Segler-Blogs, von denen es Tausende gibt, sind ein wunderbares Spiegelbild der Seelenlagen von Menschen, die unterwegs sind, ihre Träume in Realitäten zu verwandeln. Ehrlichkeit und Authentizität nehmen indes zu, wenn Geschichten oder Blogs nicht zum Zwecke des Broterwerbs verfasst werden.
EINE ZAHL,
DIE KEINER KENNT
Die Anzahl der Segler die, aus welchen Gründen auch immer, im Verlauf der vergangenen Jahrzehnte eine ehemals geplante Weltumsegelung nicht zu Ende gebracht haben, geht in Deutschland sicherlich in die Tausende, wobei erst später untersucht werden wird, wo hier die dezidierten Gründe liegen.

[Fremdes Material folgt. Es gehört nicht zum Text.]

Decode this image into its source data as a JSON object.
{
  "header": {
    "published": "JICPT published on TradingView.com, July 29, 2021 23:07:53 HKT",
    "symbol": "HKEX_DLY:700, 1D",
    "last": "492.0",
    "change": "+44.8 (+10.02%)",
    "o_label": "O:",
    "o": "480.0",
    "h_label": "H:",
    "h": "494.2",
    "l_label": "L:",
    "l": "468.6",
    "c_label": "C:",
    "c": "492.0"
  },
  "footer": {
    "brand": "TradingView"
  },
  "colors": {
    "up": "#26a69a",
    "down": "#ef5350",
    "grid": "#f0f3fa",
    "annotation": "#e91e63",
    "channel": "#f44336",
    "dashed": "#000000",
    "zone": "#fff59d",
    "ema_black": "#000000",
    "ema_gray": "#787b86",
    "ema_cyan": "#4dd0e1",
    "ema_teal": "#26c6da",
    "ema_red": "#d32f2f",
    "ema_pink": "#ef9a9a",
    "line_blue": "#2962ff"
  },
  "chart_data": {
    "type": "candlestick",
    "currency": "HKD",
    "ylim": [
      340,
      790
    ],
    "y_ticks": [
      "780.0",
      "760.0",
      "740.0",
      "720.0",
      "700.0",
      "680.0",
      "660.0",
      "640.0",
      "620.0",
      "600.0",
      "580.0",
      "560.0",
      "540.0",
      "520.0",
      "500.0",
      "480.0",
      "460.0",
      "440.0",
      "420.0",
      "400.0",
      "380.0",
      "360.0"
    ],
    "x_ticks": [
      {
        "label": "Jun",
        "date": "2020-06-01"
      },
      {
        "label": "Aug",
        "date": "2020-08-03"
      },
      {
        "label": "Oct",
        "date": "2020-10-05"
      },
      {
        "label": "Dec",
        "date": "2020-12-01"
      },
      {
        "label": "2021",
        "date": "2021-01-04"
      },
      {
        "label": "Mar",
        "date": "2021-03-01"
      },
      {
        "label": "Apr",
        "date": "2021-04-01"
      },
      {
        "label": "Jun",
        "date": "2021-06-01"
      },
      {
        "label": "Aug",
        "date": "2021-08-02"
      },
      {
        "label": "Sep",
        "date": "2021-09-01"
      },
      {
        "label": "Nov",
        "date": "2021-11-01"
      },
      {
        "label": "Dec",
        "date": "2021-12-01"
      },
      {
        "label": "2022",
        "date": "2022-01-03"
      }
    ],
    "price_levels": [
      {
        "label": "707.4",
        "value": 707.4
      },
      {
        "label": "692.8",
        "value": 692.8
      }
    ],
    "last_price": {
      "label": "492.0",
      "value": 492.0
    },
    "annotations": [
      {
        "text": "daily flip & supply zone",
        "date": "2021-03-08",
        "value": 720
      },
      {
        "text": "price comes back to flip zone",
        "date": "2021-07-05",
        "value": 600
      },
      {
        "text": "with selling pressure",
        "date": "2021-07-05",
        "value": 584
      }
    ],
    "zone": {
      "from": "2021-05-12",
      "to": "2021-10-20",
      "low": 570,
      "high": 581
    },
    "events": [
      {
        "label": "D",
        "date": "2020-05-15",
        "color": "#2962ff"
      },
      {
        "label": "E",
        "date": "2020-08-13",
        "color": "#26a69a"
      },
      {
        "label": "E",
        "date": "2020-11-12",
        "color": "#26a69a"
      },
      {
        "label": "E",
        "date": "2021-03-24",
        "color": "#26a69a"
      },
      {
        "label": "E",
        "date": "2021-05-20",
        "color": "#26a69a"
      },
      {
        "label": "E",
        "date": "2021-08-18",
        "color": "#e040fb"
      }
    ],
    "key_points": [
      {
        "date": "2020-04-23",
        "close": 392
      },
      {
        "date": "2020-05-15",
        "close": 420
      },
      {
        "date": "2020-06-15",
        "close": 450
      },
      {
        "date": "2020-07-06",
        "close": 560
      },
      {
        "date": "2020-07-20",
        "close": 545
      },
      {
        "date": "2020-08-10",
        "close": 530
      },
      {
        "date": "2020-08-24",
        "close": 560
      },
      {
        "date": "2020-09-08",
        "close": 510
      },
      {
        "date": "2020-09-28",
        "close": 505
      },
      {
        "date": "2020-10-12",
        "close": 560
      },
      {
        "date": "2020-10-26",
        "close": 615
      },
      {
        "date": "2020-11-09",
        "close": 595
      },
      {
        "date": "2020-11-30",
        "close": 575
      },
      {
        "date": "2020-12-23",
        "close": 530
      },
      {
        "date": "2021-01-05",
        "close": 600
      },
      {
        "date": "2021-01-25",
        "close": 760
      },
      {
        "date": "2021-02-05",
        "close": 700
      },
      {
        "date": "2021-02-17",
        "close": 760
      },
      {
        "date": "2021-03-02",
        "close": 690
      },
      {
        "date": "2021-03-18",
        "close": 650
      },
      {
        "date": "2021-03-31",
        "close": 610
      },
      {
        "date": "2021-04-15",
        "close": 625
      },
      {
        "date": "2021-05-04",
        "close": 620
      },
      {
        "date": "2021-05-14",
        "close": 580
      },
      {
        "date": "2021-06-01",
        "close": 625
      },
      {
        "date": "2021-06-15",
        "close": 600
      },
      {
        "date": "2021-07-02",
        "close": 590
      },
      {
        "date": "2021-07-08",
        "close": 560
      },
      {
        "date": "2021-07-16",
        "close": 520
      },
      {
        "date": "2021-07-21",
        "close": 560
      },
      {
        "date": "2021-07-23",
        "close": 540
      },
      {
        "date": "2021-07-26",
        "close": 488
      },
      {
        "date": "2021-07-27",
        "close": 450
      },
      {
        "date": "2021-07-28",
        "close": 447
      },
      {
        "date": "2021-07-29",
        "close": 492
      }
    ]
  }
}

Die Gedanken sind frei, alle menschlichen Gründe sind verständlich und werden von jedem respektiert, wobei es Menschen gibt, die im Scheitern anderer die Gründe – oder Ausflüchte – suchen und finden, selber gar nicht mehr loszusegeln. So kann man doch – bequem vom Sofa – sogar online miterleben, wie anderswo gescheitert wird und schlussfolgern, warum sich die eigene Abreise ggf. gar nicht mehr lohnt. Für ängstliche Gemüter ist das ein eleganter Notausgang, wenn der Tag der Abfahrt näher rückt und das Herz langsam in die Hose rutscht, da kommt eine Ausrede gerade recht, die es erlaubt, den eigenen Schiss jemand anders in die Schuhe zu schieben.
DER LEBENSPLAN
Über den idealen Zeitpunkt für eine Weltumsegelung sind ganze Bücher geschrieben worden und es soll hier nicht darüber räsoniert werden, wie die Lebensabschnitte am besten zu organisieren sind, weil das Leben sowieso ganz eigene Regeln schreibt, die ganz und gar nicht zu planen sind. Darum nur so viel: Mit einem Sabbatjahr, der privilegierten Auszeit vieler beim großen Bruder lebenslang versorgten Segler, ist eine Weltumsegelung nicht zu realisieren, außer man ist Nonstop als Dienstleister unterwegs und wird dann von Sponsoren gehetzt, die dem Chronisten jede Minute des Schlafes stehlen, weil am Ende Ruhm und Knete winken. Sabbattypisch ist eher die Atlantikrunde, aber auch Haparanda ist im Angebot, wenn man in erreichbarer Heimatnähe bleiben will. In der freien Wirtschaft unselbstständig Beschäftigten gelingt Sabbat nur in Ausnahmefällen, wenn z. B. persönliche Expertise mangels Wettbewerbsdruck in einem Maße vorhanden ist, dass man sich in Ruhe eine Auszeit gönnen kann.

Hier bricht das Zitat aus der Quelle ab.